The columns confirmed accessible included order id, order item id, barcode, plan id, plan name, session, venue, city, country, event start and end dates, status, validation and redemption timestamps, buyer and owner user ids, and demographic gender attributes. The barcode field matched the format and field name consumed by the partner scanner application's validate-code endpoint.

The Impact

Reproduced unauthenticated across multiple production partners totalling more than 3.3 million ticket records. On one partner alone, hundreds of thousands of total records contained several thousand currently-clonable tickets (event in future, not yet validated, not cancelled). Applied across the artifact-confirmed partners, that projects to roughly 22,000 clonable tickets, or a six-figure sum in cloneable inventory at a conservative average ticket price.

Downstream consequences:

  • Ticket cloning. An attacker generates barcode images from exfiltrated values. The legitimate customer arrives at the venue, finds their ticket already redeemed, and is turned away.
  • Customer harm. Real customers who paid for tickets get denied entry at the gate.
  • Direct revenue loss and reputational damage. Each cloned ticket equals one paid customer denied plus one fraudulent entry. Visible chaos at scanner gates damages partner relationships.
  • Personal data exposure. Buyer and owner user ids linked to demographic attributes were exported.
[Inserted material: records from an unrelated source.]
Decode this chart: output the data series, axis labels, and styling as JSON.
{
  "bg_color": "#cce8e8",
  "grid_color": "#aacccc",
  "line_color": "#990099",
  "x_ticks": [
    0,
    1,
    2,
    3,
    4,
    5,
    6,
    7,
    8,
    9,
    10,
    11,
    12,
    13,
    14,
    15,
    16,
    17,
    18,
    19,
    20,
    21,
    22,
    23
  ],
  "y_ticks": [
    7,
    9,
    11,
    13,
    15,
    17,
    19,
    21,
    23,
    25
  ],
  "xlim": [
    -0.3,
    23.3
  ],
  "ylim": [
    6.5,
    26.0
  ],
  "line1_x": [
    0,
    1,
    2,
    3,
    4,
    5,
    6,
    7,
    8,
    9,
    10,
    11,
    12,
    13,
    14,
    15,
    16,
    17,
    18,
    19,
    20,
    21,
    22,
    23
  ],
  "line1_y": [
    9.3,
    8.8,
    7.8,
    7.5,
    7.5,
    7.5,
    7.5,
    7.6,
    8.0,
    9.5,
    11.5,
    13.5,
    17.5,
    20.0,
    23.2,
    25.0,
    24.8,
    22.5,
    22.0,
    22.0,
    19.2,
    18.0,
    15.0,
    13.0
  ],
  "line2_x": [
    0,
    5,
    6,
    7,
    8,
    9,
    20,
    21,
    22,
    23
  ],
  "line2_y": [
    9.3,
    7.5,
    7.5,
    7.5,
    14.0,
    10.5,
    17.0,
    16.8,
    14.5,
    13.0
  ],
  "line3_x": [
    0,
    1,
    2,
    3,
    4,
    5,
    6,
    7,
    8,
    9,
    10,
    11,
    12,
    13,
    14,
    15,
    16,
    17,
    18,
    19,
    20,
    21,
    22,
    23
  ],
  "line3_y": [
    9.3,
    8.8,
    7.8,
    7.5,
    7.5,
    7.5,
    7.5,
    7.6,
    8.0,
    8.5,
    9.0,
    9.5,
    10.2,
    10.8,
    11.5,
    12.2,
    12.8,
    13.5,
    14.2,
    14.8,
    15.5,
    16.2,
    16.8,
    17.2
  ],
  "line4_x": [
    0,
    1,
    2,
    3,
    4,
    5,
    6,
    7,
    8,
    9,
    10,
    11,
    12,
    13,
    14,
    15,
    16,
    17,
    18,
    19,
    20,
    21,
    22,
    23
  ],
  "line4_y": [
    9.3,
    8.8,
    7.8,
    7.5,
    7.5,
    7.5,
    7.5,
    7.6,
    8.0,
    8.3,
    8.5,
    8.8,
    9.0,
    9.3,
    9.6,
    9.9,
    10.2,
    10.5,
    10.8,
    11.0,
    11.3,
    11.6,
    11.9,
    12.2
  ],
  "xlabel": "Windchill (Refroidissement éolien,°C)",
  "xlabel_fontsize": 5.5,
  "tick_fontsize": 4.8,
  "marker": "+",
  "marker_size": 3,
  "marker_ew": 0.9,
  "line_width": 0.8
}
Non-null email and name counts matched the row totals for the analyzed partner.
  • Order id exposure. Sequential 8-9 digit order identifiers can seed downstream account-takeover, refund-abuse, or order-search probing.

Remediation

  • Enforce authentication on every route under the assistant API on the staging host. Match the production access-control behavior.
  • Bind every assistant run, thread, dataset preview, dataset download, and chart call to an authenticated identity that has been authorized for the requested partner id.
  • Remove the staging assistant's read access to the production data warehouse. If staging must reach production data, gate it behind internal-only network or service-account authentication.
  • Disable unauthenticated signed download URL minting. Tie URL minting to authenticated callers and short TTLs.
  • Audit existing assistant-generated artifacts and cloud-storage access logs for unauthorized reads.